The Hardest Part of Homesteading: Choosing Mercy Over Comfort
- luckydoublelcattle
- Jul 1
- 2 min read

There are countless photos and videos that make homesteading look idyllic. Sunrise over green pastures. Baby chicks hatching. Highland calves running through the grass. Fresh vegetables filling baskets.
Those moments are real.
But so are the moments no one wants to talk about.
One of the hardest realities of raising animals is that sometimes, despite your best efforts, you have to make the heartbreaking decision to cull an animal that cannot recover. It never gets easier, and if it does, I think we've lost something important.
Every animal on our farm deserves dignity—not just in life, but in death.
As caretakers, we accept responsibility for every creature that depends on us. That responsibility isn't limited to feeding them or giving them shelter. It also means recognizing when an animal is suffering beyond what can be reasonably treated and choosing compassion over our own emotions.
It's tempting to hold on.
To hope one more day will make a difference.
To convince ourselves they'll somehow recover.
Sometimes they do.
Sometimes they don't.
Keeping an animal alive simply because we aren't ready to say goodbye isn't always kindness. When pain, injury, or illness leaves no reasonable path to recovery, allowing that suffering to continue can become the more selfish choice.
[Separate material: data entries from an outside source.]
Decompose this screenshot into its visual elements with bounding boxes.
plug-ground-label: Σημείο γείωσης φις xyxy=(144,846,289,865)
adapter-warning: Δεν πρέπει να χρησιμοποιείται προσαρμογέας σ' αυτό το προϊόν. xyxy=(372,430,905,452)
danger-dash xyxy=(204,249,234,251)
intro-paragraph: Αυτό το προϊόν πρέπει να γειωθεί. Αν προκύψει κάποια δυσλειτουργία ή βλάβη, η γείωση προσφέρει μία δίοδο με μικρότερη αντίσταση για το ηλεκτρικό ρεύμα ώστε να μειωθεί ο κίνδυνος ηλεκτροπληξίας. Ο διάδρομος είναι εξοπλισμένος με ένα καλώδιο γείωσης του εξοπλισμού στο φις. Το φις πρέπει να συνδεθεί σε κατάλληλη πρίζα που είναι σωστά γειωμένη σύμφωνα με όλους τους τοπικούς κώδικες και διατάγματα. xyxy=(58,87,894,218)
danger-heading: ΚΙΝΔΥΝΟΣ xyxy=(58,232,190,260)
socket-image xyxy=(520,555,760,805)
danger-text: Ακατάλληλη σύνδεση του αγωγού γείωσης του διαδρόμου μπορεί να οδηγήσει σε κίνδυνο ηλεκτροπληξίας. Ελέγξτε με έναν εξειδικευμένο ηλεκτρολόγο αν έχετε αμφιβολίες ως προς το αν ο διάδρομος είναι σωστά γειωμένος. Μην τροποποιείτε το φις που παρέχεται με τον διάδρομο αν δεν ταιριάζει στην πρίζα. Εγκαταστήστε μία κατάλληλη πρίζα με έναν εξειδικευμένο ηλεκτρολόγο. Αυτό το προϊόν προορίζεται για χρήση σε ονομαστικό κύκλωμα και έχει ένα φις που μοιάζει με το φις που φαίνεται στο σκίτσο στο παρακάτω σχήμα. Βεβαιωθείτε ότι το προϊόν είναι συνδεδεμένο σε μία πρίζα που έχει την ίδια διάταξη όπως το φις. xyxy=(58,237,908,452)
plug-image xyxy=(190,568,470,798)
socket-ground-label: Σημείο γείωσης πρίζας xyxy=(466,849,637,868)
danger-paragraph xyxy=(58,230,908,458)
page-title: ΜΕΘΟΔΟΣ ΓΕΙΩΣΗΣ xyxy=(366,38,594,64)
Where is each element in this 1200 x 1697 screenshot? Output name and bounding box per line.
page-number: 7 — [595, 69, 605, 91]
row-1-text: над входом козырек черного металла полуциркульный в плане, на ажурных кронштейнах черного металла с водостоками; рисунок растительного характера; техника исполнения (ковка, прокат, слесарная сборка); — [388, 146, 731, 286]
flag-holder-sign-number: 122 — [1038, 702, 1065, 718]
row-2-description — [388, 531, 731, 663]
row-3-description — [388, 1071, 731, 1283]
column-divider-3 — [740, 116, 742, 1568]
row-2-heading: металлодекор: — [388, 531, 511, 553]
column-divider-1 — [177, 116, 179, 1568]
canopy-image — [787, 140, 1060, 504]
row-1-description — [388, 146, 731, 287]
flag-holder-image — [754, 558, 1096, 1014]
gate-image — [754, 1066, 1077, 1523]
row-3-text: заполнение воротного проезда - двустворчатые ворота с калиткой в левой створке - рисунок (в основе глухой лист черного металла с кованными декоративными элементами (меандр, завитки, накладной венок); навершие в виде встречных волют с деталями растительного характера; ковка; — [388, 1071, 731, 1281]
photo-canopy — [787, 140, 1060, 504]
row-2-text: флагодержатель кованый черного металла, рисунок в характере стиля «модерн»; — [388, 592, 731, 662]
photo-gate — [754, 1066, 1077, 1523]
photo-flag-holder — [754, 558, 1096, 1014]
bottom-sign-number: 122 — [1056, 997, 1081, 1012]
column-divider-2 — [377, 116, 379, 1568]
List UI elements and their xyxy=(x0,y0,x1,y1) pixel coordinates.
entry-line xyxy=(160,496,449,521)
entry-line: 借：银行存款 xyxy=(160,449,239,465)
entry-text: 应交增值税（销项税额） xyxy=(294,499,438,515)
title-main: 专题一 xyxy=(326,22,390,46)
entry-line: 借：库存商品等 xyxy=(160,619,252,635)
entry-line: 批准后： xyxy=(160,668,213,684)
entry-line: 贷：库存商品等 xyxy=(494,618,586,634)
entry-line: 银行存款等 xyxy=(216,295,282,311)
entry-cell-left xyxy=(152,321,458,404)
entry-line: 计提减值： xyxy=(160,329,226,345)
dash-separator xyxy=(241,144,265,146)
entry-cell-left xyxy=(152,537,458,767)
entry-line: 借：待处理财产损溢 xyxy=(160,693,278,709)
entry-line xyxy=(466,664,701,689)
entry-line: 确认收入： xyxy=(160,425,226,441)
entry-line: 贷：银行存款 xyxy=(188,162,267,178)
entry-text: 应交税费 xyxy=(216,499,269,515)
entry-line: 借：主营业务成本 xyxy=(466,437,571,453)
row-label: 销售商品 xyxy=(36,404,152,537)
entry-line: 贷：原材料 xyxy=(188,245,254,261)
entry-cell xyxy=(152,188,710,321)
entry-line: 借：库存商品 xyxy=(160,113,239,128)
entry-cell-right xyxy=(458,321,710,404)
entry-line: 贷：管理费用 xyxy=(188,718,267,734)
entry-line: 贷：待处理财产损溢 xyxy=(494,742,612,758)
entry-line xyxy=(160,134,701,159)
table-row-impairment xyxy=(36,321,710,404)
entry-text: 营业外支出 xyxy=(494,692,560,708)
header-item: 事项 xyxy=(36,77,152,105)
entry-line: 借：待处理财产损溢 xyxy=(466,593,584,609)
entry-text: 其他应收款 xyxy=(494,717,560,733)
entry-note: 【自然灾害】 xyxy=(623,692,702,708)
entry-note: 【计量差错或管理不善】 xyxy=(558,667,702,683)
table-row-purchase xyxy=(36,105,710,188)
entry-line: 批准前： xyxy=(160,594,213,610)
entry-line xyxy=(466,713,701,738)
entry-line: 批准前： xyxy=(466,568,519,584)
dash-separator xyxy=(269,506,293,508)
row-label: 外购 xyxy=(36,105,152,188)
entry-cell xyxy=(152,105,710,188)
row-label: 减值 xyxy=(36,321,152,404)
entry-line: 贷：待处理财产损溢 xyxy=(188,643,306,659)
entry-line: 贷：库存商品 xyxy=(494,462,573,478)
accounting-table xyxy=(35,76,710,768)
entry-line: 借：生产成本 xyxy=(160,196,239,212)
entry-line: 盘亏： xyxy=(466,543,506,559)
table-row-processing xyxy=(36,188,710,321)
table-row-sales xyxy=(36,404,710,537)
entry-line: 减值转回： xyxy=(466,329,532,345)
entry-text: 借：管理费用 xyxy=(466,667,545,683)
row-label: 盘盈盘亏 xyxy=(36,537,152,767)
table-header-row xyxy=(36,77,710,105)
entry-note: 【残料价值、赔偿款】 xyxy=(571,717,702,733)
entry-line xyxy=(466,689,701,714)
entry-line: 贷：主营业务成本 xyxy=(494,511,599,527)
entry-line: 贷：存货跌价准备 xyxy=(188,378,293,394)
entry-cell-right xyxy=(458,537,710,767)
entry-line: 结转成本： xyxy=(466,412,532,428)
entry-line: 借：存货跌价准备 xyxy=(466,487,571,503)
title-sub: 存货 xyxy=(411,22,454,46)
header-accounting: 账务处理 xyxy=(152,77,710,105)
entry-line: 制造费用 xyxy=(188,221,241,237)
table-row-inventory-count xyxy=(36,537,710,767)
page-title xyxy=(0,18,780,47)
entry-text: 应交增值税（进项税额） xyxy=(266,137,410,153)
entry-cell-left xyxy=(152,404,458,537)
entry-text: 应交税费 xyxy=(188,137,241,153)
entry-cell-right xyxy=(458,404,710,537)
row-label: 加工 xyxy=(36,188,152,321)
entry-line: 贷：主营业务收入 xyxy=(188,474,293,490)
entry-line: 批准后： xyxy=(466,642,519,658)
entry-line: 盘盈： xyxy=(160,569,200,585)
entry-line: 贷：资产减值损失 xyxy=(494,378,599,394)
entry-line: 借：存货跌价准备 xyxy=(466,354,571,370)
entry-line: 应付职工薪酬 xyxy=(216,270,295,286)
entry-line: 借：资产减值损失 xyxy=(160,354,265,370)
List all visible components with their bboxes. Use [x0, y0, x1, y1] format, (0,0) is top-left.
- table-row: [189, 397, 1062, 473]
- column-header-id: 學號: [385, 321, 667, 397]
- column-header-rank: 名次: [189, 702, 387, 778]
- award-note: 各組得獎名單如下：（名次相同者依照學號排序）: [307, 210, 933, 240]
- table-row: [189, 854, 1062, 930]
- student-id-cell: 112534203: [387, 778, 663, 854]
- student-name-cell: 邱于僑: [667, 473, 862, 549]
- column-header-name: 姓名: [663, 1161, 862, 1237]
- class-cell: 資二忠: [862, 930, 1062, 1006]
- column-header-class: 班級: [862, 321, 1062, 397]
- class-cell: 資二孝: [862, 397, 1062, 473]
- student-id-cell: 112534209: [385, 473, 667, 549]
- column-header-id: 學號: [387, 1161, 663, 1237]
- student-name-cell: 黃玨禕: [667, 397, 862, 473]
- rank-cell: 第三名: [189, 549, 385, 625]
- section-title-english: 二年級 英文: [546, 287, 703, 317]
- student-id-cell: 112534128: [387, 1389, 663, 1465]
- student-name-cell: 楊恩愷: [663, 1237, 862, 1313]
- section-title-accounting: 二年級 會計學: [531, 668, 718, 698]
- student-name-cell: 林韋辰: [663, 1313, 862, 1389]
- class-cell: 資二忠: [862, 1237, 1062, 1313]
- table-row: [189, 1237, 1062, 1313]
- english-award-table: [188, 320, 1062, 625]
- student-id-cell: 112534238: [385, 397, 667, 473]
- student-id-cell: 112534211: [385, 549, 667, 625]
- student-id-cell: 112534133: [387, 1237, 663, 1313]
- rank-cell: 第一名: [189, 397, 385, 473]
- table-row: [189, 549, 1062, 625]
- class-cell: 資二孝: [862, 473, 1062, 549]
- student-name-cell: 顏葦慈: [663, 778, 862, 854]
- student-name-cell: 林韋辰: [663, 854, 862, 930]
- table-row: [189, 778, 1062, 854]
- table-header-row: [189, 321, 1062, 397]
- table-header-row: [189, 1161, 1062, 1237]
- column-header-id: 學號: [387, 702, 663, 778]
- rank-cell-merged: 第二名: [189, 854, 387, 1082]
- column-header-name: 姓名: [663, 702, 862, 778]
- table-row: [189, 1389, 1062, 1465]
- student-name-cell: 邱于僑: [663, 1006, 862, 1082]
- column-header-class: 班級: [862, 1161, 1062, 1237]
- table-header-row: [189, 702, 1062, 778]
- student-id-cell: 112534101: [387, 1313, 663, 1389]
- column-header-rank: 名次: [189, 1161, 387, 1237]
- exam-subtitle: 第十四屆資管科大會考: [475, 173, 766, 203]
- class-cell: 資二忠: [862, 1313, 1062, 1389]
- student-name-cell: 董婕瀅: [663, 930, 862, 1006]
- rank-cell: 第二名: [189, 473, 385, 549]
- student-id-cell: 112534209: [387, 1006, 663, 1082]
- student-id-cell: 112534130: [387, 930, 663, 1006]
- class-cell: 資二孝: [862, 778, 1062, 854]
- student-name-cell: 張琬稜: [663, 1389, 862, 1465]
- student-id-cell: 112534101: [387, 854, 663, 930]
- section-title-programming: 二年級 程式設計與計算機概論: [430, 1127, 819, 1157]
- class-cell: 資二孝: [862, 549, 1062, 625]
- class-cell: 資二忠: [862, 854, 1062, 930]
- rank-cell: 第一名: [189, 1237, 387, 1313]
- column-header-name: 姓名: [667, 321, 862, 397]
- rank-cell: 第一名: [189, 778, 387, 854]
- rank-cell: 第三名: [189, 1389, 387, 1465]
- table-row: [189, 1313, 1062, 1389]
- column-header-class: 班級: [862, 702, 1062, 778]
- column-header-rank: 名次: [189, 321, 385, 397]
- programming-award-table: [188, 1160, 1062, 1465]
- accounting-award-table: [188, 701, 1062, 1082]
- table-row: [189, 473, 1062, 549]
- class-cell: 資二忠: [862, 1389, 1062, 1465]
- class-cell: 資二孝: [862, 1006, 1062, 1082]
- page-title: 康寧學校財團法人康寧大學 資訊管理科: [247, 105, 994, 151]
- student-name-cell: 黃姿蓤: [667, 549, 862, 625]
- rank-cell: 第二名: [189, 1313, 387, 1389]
That's a difficult truth to accept.
I don't enjoy making those decisions. In fact, I dread them. I replay them in my head, wondering if I could have done something differently, caught something sooner, or changed the outcome.
Anyone who truly loves their animals understands that feeling.
The emotional burden doesn't disappear simply because livestock are raised for agricultural purposes. Every animal represents time, care, early mornings, late nights, and countless small moments. You celebrate when they thrive, and you grieve when they don't.
Homesteading teaches many lessons, but perhaps one of the greatest is that love isn't always measured by how long we can hold on.
Sometimes love is measured by the willingness to prevent needless suffering, even when it breaks your own heart.
These moments remind me that farming isn't about pretending death doesn't exist. It's about honoring life by caring well for the animals entrusted to us—from the day they're born until the day they leave this earth.
It's a responsibility I never take lightly.
For anyone who has stood in the barn wrestling with that impossible decision, wondering if they're doing the right thing, know this: compassion isn't always easy. Sometimes compassion looks like tears, uncertainty, and an incredibly difficult choice made for the animal instead of for ourselves.
The beautiful parts of homesteading are worth celebrating.
But the difficult parts deserve to be acknowledged too.
Because they remind us that caring for animals isn't just about the joyful days. It's about showing up for them on the hardest ones as well.